I had driven down to LA, and was a bit apprehensive when I left on the last day of the intensive in the midst of evening rush hour. I spent that first hour sitting in the infamous traffic of the Los Angeles freeways, but then I was off into the darkness, off on the long drive north through California’s central valley.
That drive home felt like how I experience life. I know I want to be home, and I have a sense of where that is, but I don’t know exactly what’s in the way, or what the journey will be like to get there. I want to speed through any discomfort so I can just be home. There is tremendous desire for the comfort of home, but I’ve got to find my way through what seems like endless darkness.
The intensive was that way too. I dislike talking about my past, but could see, with Michael’s help, that resisting what comes up – especially feelings in relationship to my past – only stops me from being in the moment, stops me from being fully present to the beauty that is. The area of my life where I feel the least clarity has to do with my family and past events. It’s the area where I can fall into a mind space where I can insist there is no god, that there can’t possibly be a benevolent force that has my back.
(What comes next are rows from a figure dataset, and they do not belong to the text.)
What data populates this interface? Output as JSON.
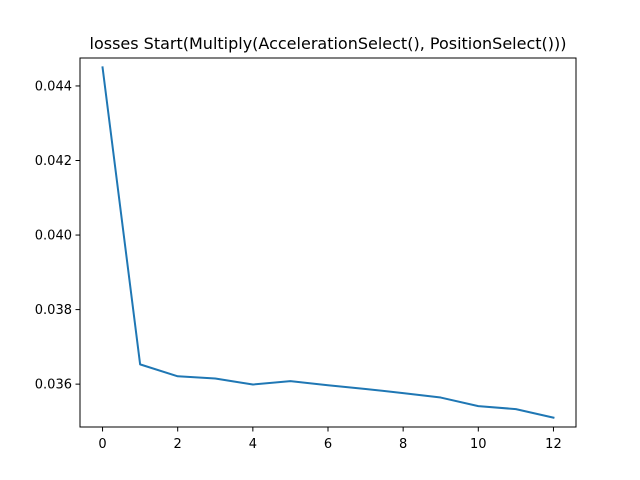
{
  "chart_data": {
    "type": "line",
    "title": "losses Start(Multiply(AccelerationSelect(), PositionSelect()))",
    "xlabel": "",
    "ylabel": "",
    "xlim": [
      -0.6,
      12.6
    ],
    "ylim": [
      0.03485,
      0.04475
    ],
    "xticks": [
      0,
      2,
      4,
      6,
      8,
      10,
      12
    ],
    "xtick_labels": [
      "0",
      "2",
      "4",
      "6",
      "8",
      "10",
      "12"
    ],
    "yticks": [
      0.036,
      0.038,
      0.04,
      0.042,
      0.044
    ],
    "ytick_labels": [
      "0.036",
      "0.038",
      "0.040",
      "0.042",
      "0.044"
    ],
    "grid": false,
    "series": [
      {
        "color": "#1f77b4",
        "x": [
          0,
          1,
          2,
          3,
          4,
          5,
          6,
          7,
          8,
          9,
          10,
          11,
          12
        ],
        "y": [
          0.0445,
          0.03653,
          0.03621,
          0.03615,
          0.03599,
          0.03608,
          0.03597,
          0.03587,
          0.03576,
          0.03564,
          0.03541,
          0.03533,
          0.0351
        ]
      }
    ]
  }
}
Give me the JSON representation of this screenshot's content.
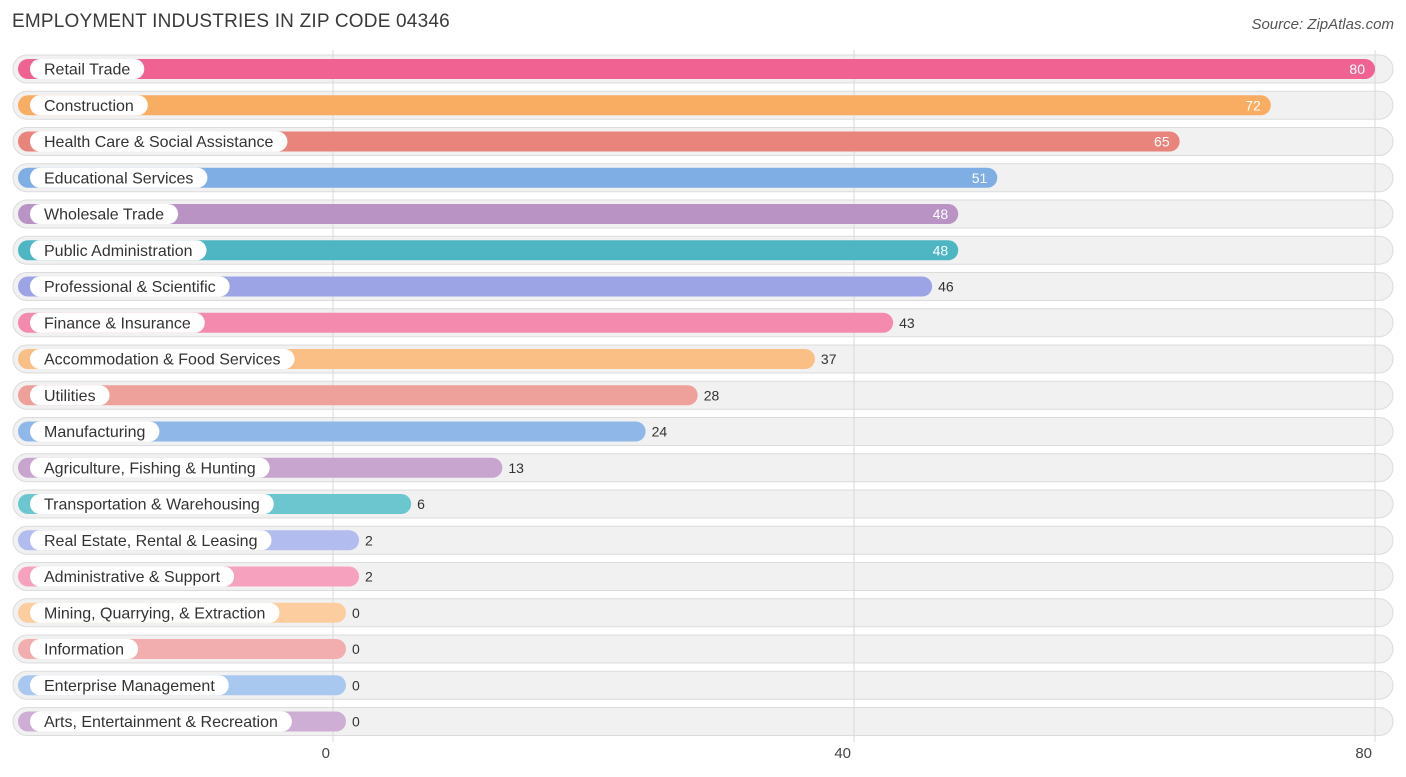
{
  "header": {
    "title": "EMPLOYMENT INDUSTRIES IN ZIP CODE 04346",
    "source": "Source: ZipAtlas.com"
  },
  "chart_data": {
    "type": "bar",
    "orientation": "horizontal",
    "title": "EMPLOYMENT INDUSTRIES IN ZIP CODE 04346",
    "xlabel": "",
    "ylabel": "",
    "xlim": [
      0,
      80
    ],
    "ticks": [
      "0",
      "40",
      "80"
    ],
    "tick_values": [
      0,
      40,
      80
    ],
    "grid": true,
    "categories": [
      "Retail Trade",
      "Construction",
      "Health Care & Social Assistance",
      "Educational Services",
      "Wholesale Trade",
      "Public Administration",
      "Professional & Scientific",
      "Finance & Insurance",
      "Accommodation & Food Services",
      "Utilities",
      "Manufacturing",
      "Agriculture, Fishing & Hunting",
      "Transportation & Warehousing",
      "Real Estate, Rental & Leasing",
      "Administrative & Support",
      "Mining, Quarrying, & Extraction",
      "Information",
      "Enterprise Management",
      "Arts, Entertainment & Recreation"
    ],
    "values": [
      80,
      72,
      65,
      51,
      48,
      48,
      46,
      43,
      37,
      28,
      24,
      13,
      6,
      2,
      2,
      0,
      0,
      0,
      0
    ],
    "colors": [
      "#f06292",
      "#f8ad63",
      "#e8847c",
      "#7eaee3",
      "#b993c4",
      "#4db6c2",
      "#9ca4e6",
      "#f48aae",
      "#f9bf85",
      "#eea19a",
      "#8fb7e8",
      "#c8a5cf",
      "#6cc6cf",
      "#b3bcee",
      "#f6a2bf",
      "#fbcd9f",
      "#f2aeae",
      "#a9c8ef",
      "#cfaed6"
    ]
  }
}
I’m amazed how many people in my life are certain they know exactly what I need to do to heal my past. All I’ve ever truly wanted is for someone to hold my hand when I feel sad, to be with me and to love me in this moment, to not try to fix those parts that can feel so broken.
Because the truth is, I’m not broken. The bigger, truer, deeper part of me always knows that. But there have been many times when I have thought that the broken bits were all that existed of me. But they are just relics from the events of a very human life. I have spent too much time, and too many resources, trying to fix something that doesn’t exist other than as a thought, as memory. The past is gone.
In some misguided way, it’s been how I have known myself. Broken, yet trying to hide it. Trying to hide my human experience. Trying to hide my divinity, mostly from myself.